И она оказалась права. Как любое из по-настоящему могущественных существ Феерии, Эрлкинг обладал непомерной гордыней – противоречить ему было делом рискованным. Если я превзошел его в чем-то, и Эрлкинг решил, что тем самым я заявил, что не считаю его способным завершить задачу, эта ситуация вернется ко мне бумерангом, рано или поздно. С другой стороны, я уже однажды унизил его, когда на кону стояло многое.

– Если он не хотел таких вызовов с моей стороны, нечего было давать себя подстрелить и позволять мне возглавить Охоту, – сказал я, повернулся, подзывая жестом всадников и гончих, двигавшихся за мной, и крикнул:

– Вперед!

Мой голос прозвучал одновременно как мой собственный – и как воюще-скрежещущий голос Охоты, оба они сплелись, и мои спутники присоединились к крику, сгруппировавшись вокруг «Харлея», когда он гнал над водой к третьей барже.

Где битва происходила не очень удачно.

Там, где Эрлкинг и его всадники нанесли удар по борту баржи, виднелись длинные прямые полосы расплавленной стали, края которых лизали язычки зловещего зеленоватого огня – но они не пробили в борту дыру, как мы это сделали с первой баржей, а Иные добрались до третьей баржи быстрее, чем доплыли до моей.

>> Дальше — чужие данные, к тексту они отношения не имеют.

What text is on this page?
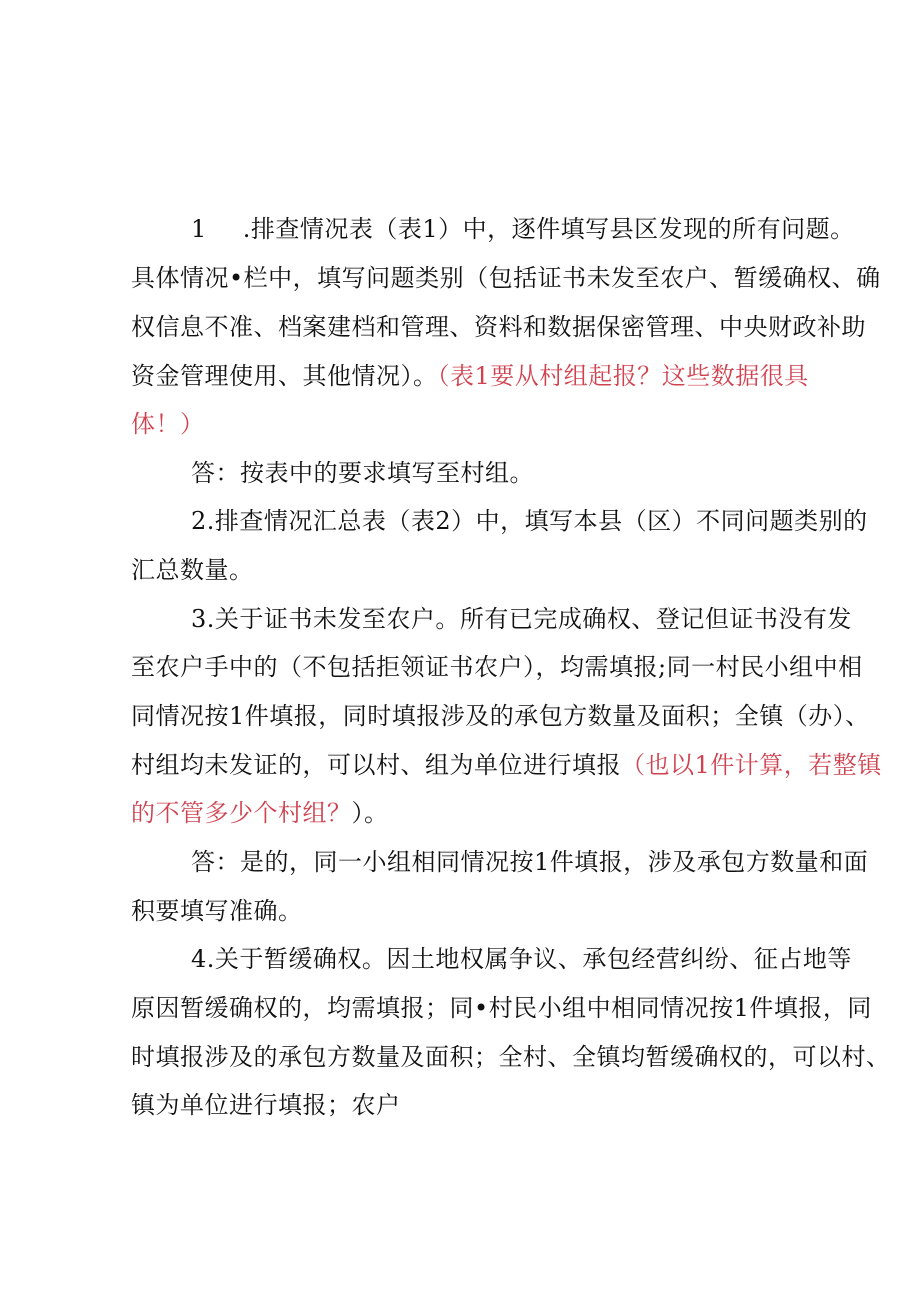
1 .排查情况表（表1）中，逐件填写县区发现的所有问题。
具体情况•栏中，填写问题类别（包括证书未发至农户、暂缓确权、确
权信息不准、档案建档和管理、资料和数据保密管理、中央财政补助
资金管理使用、其他情况）。（表1要从村组起报？这些数据很具
体！）
答：按表中的要求填写至村组。
2.排查情况汇总表（表2）中，填写本县（区）不同问题类别的
汇总数量。
3.关于证书未发至农户。所有已完成确权、登记但证书没有发
至农户手中的（不包括拒领证书农户），均需填报;同一村民小组中相
同情况按1件填报，同时填报涉及的承包方数量及面积；全镇（办）、
村组均未发证的，可以村、组为单位进行填报（也以1件计算，若整镇
的不管多少个村组？）。
答：是的，同一小组相同情况按1件填报，涉及承包方数量和面
积要填写准确。
4.关于暂缓确权。因土地权属争议、承包经营纠纷、征占地等
原因暂缓确权的，均需填报；同•村民小组中相同情况按1件填报，同
时填报涉及的承包方数量及面积；全村、全镇均暂缓确权的，可以村、
镇为单位进行填报；农户
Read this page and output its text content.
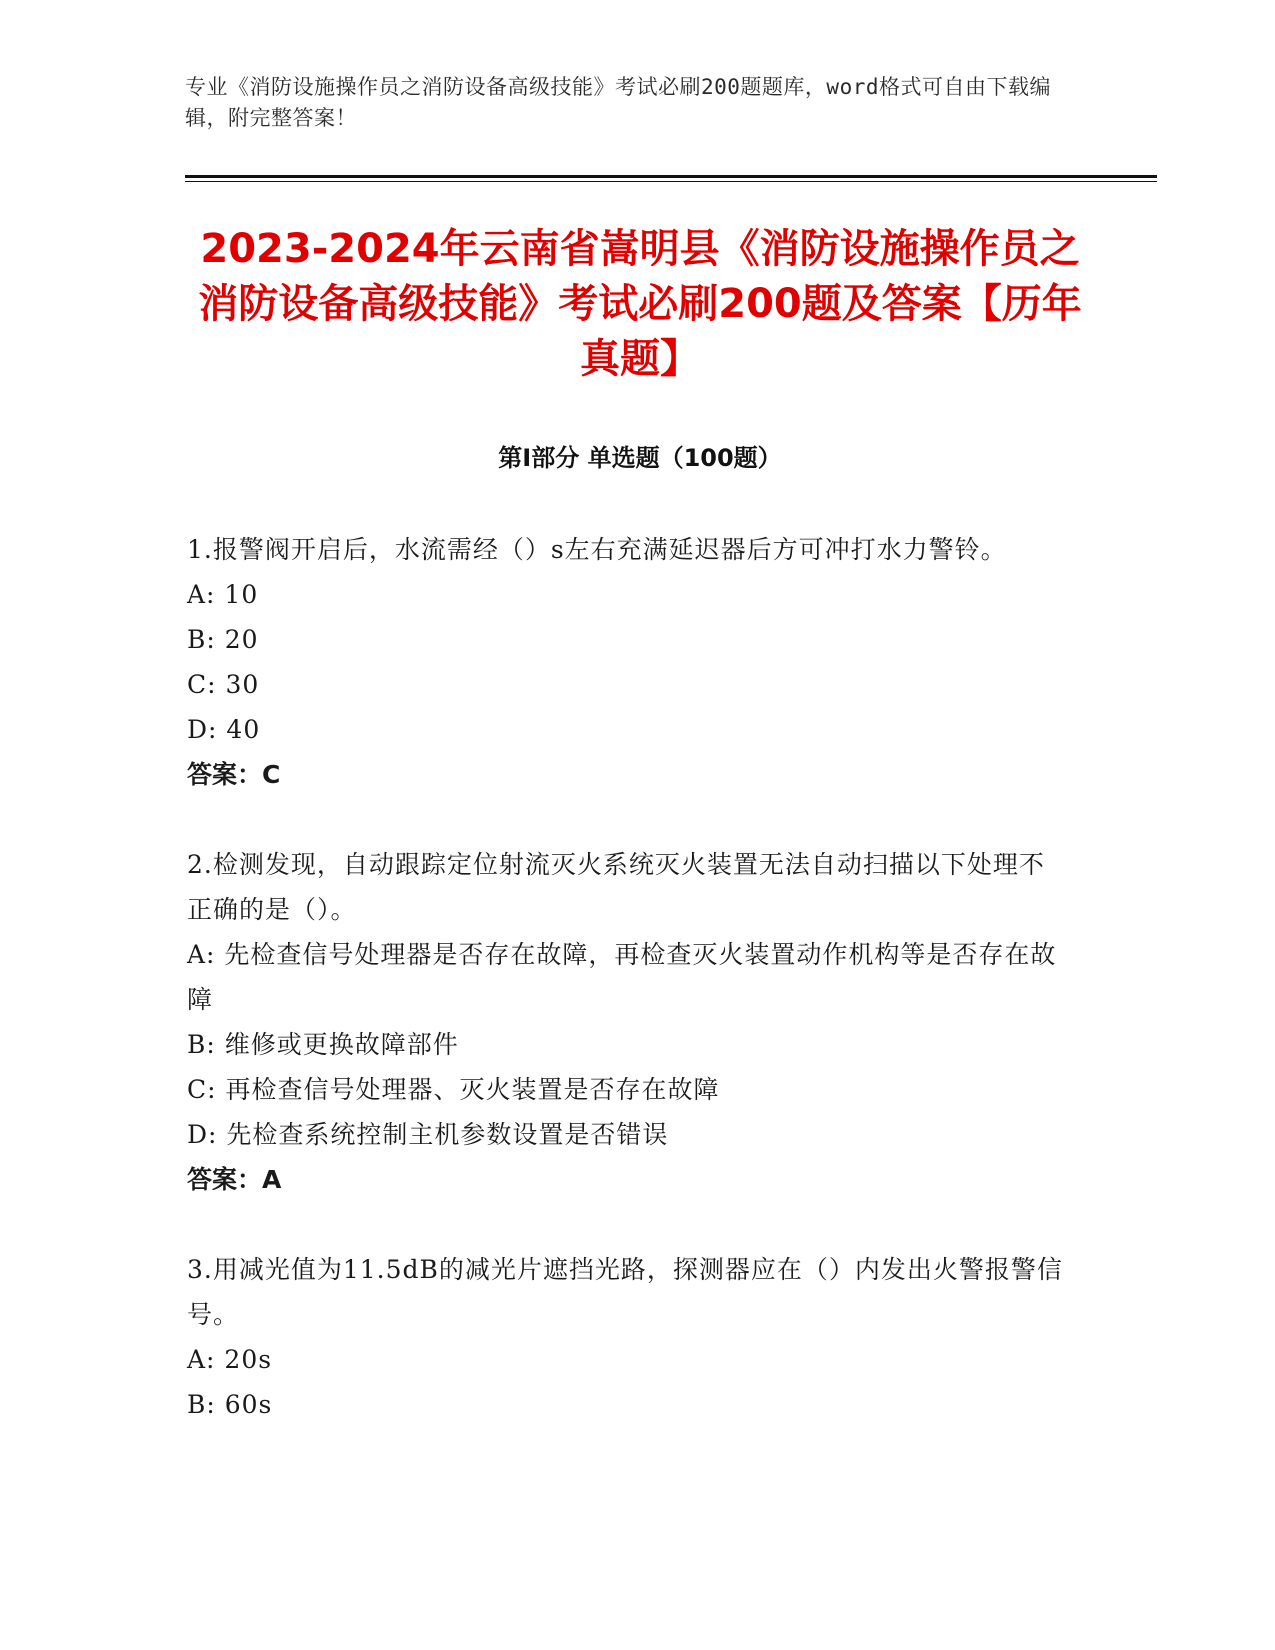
专业《消防设施操作员之消防设备高级技能》考试必刷200题题库，word格式可自由下载编辑，附完整答案！
2023-2024年云南省嵩明县《消防设施操作员之消防设备高级技能》考试必刷200题及答案【历年真题】
第I部分 单选题（100题）

1.报警阀开启后，水流需经（）s左右充满延迟器后方可冲打水力警铃。

A: 10

B: 20

C: 30

D: 40

答案：C

2.检测发现，自动跟踪定位射流灭火系统灭火装置无法自动扫描以下处理不正确的是（）。

A: 先检查信号处理器是否存在故障，再检查灭火装置动作机构等是否存在故障

B: 维修或更换故障部件

C: 再检查信号处理器、灭火装置是否存在故障

D: 先检查系统控制主机参数设置是否错误

答案：A

3.用减光值为11.5dB的减光片遮挡光路，探测器应在（）内发出火警报警信号。

A: 20s

B: 60s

Уже приближаясь, я видел, как гончая Охоты исчезла во всплеске воды, когда существа (множественное число), слишком вывихнутые и запутанные, чтобы их можно было пересчитать, вылетели из глубины и начали тащить собаку вниз.

Вопль ее был настолько громким, что всплеск воды заколебался в воздухе, а сам Эрлкинг бросился вниз с тремя охотниками, последовавшими за ним. Клинки и стрелы поражали Иных, оставляя шлейфы янтарного пламени. Эрлкинг ухватил гончую за загривок и вырвал ее из объятий существ под водой.

Эрлкинг и его всадники выстроились в большой наклонный круг. На дальней его дуге всадники возвышались, может, на пятьдесят футов над водой, кружа в воздухе и затем бросаясь к поверхности воды там, где она соприкасалась с бортом баржи. Иные выскакивали из волн, где схлестывались с отдельными всадниками. Гончие в свою очередь бросались на Иных, отвлекая их для того, чтобы всадник мог нанести удар по барже.

Тем временем фигуры на барже палили из своих ружей вслепую в ночь, хотя основная схватка происходила там, где вокруг баржи Охотники давали взбучку Иным. Кем бы ни были эти стрелки, мне они показались непрофессионалами – может, потому, что я раньше имел дело с профессиональными солдатами, которые убийственно опасны даже в масштабе сверхъестественных конфликтов. Эти же стрелки не относились к числу эйнхериев, но в конечном итоге их оружие оставалось смертоносным, и не в одного всадника, как и не в одну гончую попала пуля – и они истекали кровью цвета расплавленного металла из-под своих прикрытых маскирующими тенями тел. Пронзительный клич Охоты сталкивался с воем Иных и выстрелами винтовок и ружей, и постепенно корпус баржи стал кровоточить раскаленным металлом.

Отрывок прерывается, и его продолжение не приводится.